I broke it - reset db2inst1 password and all breaks

aixtools · February 27, 2019, 4:27pm

While trying to follow the instructions for setting up BFI - there is a screen where I must enter the db2inst1 password.

Instead - I got this:

I thought - incorrectly - I would just change the password “back” to what documentation said it should be.

Once I did that the BFI process moved forward, BUT now stops here:

then:

I tried the password again, then thought maybe the API needed a reset, but wow oh wow - I see:

PLEASE - some guidance on how to fix - somewhere deep - the db2inst1 password value. I guess when I re-installed the server after a crash I changed (and did not document) the password I created for db2inst1. I would rather not do a new install (I am over 2000km away from my bf server).

Thanks!

masonje · February 27, 2019, 4:42pm

Do you have root on the box? Can you “sudo passwd db2inst1” and reset the pw there?

From there, you would need to update the password value in /var/opt/BESServer/besserver.config

[Software\BigFix\EnterpriseClient\Settings\Client_BESServer_Database_Password]
value = “”

…and in /var/opt/BESWebReportsServer/beswebreports.config
[Software\BigFix\Enterprise Server\FillAggregateDB] password value

…also WebUI config too.

masonje · February 27, 2019, 4:43pm

Actually thought of another question. Is DB2 local on the root?

aixtools · February 27, 2019, 5:34pm

classic install - db2, bigfix, BFI all on one (RHEL).

p.s. I found some other documentation with the original db2inst1 password, so I can login to the console again – SO – I would like to rephrase my question.

How does one change the db2inst1 password without breaking everything?

(I am sure it is documented somewhere, but maybe one of you just know - and maybe having an answer here makes it easier to find via google next time. I did not find it while was in “panic” mode.)

oops - just saw you had replied twice. So I’ll go look in the config file.

masonje · February 27, 2019, 5:40pm

As root run:
passwd db2inst1
…then enter the pw and validate pw

Then update the config files mentioned above.
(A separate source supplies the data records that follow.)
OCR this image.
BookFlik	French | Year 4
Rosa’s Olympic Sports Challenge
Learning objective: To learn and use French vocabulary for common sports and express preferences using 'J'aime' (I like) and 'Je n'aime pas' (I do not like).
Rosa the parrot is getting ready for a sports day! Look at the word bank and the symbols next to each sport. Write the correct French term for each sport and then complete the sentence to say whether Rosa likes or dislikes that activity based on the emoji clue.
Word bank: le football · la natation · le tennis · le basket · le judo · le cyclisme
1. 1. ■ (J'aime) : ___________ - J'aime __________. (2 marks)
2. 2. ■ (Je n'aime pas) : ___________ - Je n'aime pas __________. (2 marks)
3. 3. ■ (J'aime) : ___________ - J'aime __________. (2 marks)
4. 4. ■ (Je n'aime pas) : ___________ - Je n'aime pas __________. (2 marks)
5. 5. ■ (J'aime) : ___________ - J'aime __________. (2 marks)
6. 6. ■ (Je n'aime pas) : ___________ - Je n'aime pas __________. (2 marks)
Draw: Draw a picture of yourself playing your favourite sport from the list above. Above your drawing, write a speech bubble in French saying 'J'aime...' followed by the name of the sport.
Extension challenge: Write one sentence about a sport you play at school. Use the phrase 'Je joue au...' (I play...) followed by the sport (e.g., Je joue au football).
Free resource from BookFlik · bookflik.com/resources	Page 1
You will have to restart each of the services and when they do, they will encrypted into the .odf file.

aixtools · February 27, 2019, 5:42pm

OK. Since this is the value currently in the config file - I would assume that the process is to:

stop the services
edit the config file and insert the new password
start services
4 (optional) verify password in clear-text has been removed from config file.

masonje · February 27, 2019, 5:46pm

That works. If you really wanted to follow the process without causing any issues:

stop services (root, web reports, webui)
reset password
start services

Andy yes, when the service starts up, it looks for updated password and removes it, then encrypts it into the .odf file.

aixtools · March 7, 2019, 8:54am

Thanks.

Quick question - now that I am further. I think this page may be in error. It shows:

But shouldn’t the webreports database be

BESREPOR (or BESREPORTS)

Before this the same article is saying:

So, I am just a bit confused.

And, lastly, since I did not fill in this bit during the initialization phase - how do I do that later?

masonje · March 8, 2019, 1:08am

Yep, it should be besrepor

Also the bigfix console operator has to be an MO.

Regarding you “doing that later”, meaning setting up the database connect from BFI to your root server? Unless I misunderstand, your looking at the /management/datasources page in your snapshot.

aixtools · March 13, 2019, 10:16am

Doing that later… meant how to add/fill-in the Web Reports Database later.

I found that under the “Data Sources”

As I still have not done that - could that be the reason I am getting - cans done, but not uploaded?

p.s. another error I had was having both ILMT and BFI activated. BF came up with a warning message (or fixlet) so I caught that before I actually done any scans - but I did load the wrong scanner (the ILMT one) on a few servers. The fixlets to do that ALL show up as fixlet:#1, so I learned an extra “thing” to check (site a fixlet is associated with). Suggestion for relevance (make both/all irrelevant when additional site “inventory” site is active - may need to look at the uninstall logic again (e.g., was installed, but no longer subscribed to the site the scanner came from).

And - maybe I should open a new thread. This was “actually” about “lost/changed” passowrd for db2inst1 - and we are “drifting”.

Many thx for the replies, and patience waiting for my reply back.